Van Biljon and others v Minister of Correctional Services and others 1997 (4) SA 441 (C), 1997 (6) BCLR 789 (C)
Van Biljon and others v Minister of Correctional Services and others 1997 (4) SA 441 (C), 1997 (6) BCLR 789 (C)
Prisoner's rights - section 35(2) of Constitution of South Africa Act 108 of 1996 - Provision of medical treatment to HIV positive prisoners at state expense - failure by state to make case that it could not afford - court not to order doctors to prescribe drug
Facts
The applicants who were all inmates at a prison and who were diagnosed HIV positive, sought a declaration from the High Court inter alia, that the right to adequate medical treatment of the applicants and other HIV positive prisoners, who had reached the symptomatic stage of the disease and whose CD4 counts were less than 500/ml.
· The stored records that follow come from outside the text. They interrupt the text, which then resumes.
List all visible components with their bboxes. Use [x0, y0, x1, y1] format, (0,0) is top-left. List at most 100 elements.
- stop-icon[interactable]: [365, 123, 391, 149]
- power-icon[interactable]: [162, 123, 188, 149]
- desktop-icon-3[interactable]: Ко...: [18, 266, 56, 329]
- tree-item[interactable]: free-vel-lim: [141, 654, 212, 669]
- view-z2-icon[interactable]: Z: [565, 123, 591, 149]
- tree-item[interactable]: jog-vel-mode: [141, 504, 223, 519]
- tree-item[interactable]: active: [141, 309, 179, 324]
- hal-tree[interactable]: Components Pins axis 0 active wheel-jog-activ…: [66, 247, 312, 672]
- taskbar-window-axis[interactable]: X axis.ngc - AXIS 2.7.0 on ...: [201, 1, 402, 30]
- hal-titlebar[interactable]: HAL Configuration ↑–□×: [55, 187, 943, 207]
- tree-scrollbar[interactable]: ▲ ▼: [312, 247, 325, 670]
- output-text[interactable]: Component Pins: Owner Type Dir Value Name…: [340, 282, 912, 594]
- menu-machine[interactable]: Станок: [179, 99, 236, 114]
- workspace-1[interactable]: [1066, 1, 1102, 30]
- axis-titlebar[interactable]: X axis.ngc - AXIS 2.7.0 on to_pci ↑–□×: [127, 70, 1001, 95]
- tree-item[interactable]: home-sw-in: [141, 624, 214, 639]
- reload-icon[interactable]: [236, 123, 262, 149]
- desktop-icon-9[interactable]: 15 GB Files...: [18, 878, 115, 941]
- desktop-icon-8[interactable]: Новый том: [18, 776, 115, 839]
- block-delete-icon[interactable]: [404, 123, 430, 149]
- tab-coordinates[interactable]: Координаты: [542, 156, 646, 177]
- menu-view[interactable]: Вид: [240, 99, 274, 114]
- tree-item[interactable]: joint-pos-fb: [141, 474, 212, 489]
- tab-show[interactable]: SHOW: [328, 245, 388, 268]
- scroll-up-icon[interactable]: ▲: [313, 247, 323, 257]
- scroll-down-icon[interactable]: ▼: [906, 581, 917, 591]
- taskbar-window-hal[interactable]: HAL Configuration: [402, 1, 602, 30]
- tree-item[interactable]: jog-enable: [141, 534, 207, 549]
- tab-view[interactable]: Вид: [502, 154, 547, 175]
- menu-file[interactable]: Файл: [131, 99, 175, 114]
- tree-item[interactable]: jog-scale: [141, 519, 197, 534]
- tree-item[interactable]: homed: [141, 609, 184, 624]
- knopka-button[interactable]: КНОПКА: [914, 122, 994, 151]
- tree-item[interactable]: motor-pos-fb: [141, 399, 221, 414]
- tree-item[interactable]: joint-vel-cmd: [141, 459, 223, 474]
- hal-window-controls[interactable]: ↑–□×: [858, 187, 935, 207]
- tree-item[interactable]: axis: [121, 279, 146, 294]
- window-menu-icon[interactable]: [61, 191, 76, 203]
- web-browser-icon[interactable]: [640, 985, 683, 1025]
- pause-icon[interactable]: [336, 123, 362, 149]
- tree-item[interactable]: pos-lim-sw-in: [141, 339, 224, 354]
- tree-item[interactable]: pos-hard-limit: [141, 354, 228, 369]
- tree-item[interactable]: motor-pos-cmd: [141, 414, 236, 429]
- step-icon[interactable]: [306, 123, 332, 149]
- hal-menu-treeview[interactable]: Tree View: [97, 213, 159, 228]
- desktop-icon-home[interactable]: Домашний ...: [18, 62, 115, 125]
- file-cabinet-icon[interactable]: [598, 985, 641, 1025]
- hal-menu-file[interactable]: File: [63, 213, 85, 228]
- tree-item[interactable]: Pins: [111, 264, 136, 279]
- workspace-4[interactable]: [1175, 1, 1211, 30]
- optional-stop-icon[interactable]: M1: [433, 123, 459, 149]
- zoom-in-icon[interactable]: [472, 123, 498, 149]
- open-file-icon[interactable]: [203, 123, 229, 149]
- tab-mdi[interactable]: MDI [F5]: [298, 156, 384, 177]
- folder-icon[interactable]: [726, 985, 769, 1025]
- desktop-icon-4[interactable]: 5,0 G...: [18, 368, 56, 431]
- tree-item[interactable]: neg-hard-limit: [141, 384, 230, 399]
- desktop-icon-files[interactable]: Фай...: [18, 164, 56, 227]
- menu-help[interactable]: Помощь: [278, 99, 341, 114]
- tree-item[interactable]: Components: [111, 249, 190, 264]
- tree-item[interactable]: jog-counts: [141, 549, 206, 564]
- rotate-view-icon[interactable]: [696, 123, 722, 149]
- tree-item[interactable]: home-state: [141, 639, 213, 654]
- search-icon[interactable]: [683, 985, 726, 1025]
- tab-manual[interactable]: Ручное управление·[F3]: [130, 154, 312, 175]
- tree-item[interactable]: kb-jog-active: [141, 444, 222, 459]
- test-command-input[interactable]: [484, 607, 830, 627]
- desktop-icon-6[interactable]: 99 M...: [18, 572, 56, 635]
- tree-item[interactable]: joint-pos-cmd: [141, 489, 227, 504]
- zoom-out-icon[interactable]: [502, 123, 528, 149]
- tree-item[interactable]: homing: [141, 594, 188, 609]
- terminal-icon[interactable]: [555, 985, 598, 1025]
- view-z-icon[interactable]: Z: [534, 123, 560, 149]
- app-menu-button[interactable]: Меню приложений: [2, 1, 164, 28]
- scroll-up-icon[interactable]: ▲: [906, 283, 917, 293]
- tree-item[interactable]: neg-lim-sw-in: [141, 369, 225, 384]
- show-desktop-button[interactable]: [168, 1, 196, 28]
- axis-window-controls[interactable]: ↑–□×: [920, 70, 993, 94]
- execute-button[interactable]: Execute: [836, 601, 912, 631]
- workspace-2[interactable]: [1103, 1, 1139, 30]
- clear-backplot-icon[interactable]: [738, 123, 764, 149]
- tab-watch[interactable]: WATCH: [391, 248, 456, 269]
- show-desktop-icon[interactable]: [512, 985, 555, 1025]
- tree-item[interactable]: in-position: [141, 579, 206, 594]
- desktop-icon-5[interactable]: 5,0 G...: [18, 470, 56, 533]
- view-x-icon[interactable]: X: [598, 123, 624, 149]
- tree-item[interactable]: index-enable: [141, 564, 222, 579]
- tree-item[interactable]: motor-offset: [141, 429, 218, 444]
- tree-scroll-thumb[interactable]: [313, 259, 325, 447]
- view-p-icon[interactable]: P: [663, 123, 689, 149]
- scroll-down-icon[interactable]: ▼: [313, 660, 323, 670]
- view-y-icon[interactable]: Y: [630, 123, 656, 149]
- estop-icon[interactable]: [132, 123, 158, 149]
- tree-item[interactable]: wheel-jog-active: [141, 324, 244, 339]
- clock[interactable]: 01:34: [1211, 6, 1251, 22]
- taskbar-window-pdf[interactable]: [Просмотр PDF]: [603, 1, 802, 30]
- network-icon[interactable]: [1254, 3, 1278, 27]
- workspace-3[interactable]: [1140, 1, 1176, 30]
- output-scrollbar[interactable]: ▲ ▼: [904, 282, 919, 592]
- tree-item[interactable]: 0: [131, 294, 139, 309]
And that they were entitled to prescription and to receive at state expense, appropriate anti-viral medication at the expense of the state. The respondents argued that prisoners were entitled to equal treatment at the provincial state hospitals at that provided to other persons. And that what could be provided to HIV positive prisoners was therefore determined by the policy of the provincial hospitals in that regard. The policy was that the use of the AZT antiretroviral at those hospitals was limited. Prescription of those drugs at state expense was, firstly, that only AZT monotherapy was provided; secondly, that only HIV patients who would be considered for AZT treatment are essentially those with a CD4 count of less than 200/ml and whose condition had developed to full-blown AIDS; and thirdly, that in order to qualify for AZT at state expense, still the patient had to have a CD4 count of more than 50/ml.
Issues
The first issue was whether the applicants who fell the category of the HIV patients above stated were entitle to have anti-viral therapy prescribed for them on medical grounds. The second issue was whether the applicants were entitled to have therapy prescribed for them at state expense.
Decision
Brand J
- On the first issue the court held that it was not the function of the court to dictate when doctors should make prescriptions and that this was for obvious reasons. The courts were not empowered to do so. It was not for the court to delve into the intricacies of modern medicine.
- On the second issue the court held that it was not in dispute that prisoners were entitled to medical treatment at the expense of the state. This was by virtue of the provisions of section 35(2)(e) of the Constitution. Section makes provision to the effect that inmates are entitled to conditions of detention that are consistent with human dignity and among others to the provision of medical treatment at the expense of the state. The court also confirmed the position at common law. This is to the effect that prisoners retain all basic rights not temporarily taken away or necessarily inconsistent with being prisoner.
- What remained to be decided was whether prisoners were entitled to expense medical care not available to persons outside prison. The court held that the standard of medical care of prisoners could not be determined according to the standard afforded to persons outside prison and could neither be determined by the lowest dominator of the poorest prisoner on the basis that he or she could afford no better treatment outside. That since the state kept prisoners in conditions where they were more vulnerable to opportunistic infections than HIV patients outside, the adequate medical treatment with which the state had to provide them had to be treatment which was better able to improve their immune system than which the state provided to HIV patients outside.
- That once it is established that anything less than a particular form of medical treatment would not be adequate, the prisoner has a constitutional right that form of medical treatment and it would be no defence to the prison authorities that they cannot afford to provide that form of medical treatment. That this does not however mean that financial conditions or budgetary constraints are irrelevant in the context. What is 'adequate medical treatment' cannot be determined in vacuo. That in determining what is 'adequate' regard must be had to what the state can afford. That if the prison authorities should therefore, which they did not do, that they cannot afford a particular form of treatment the court may as well decide that the less effective treatment which is affordable be provided.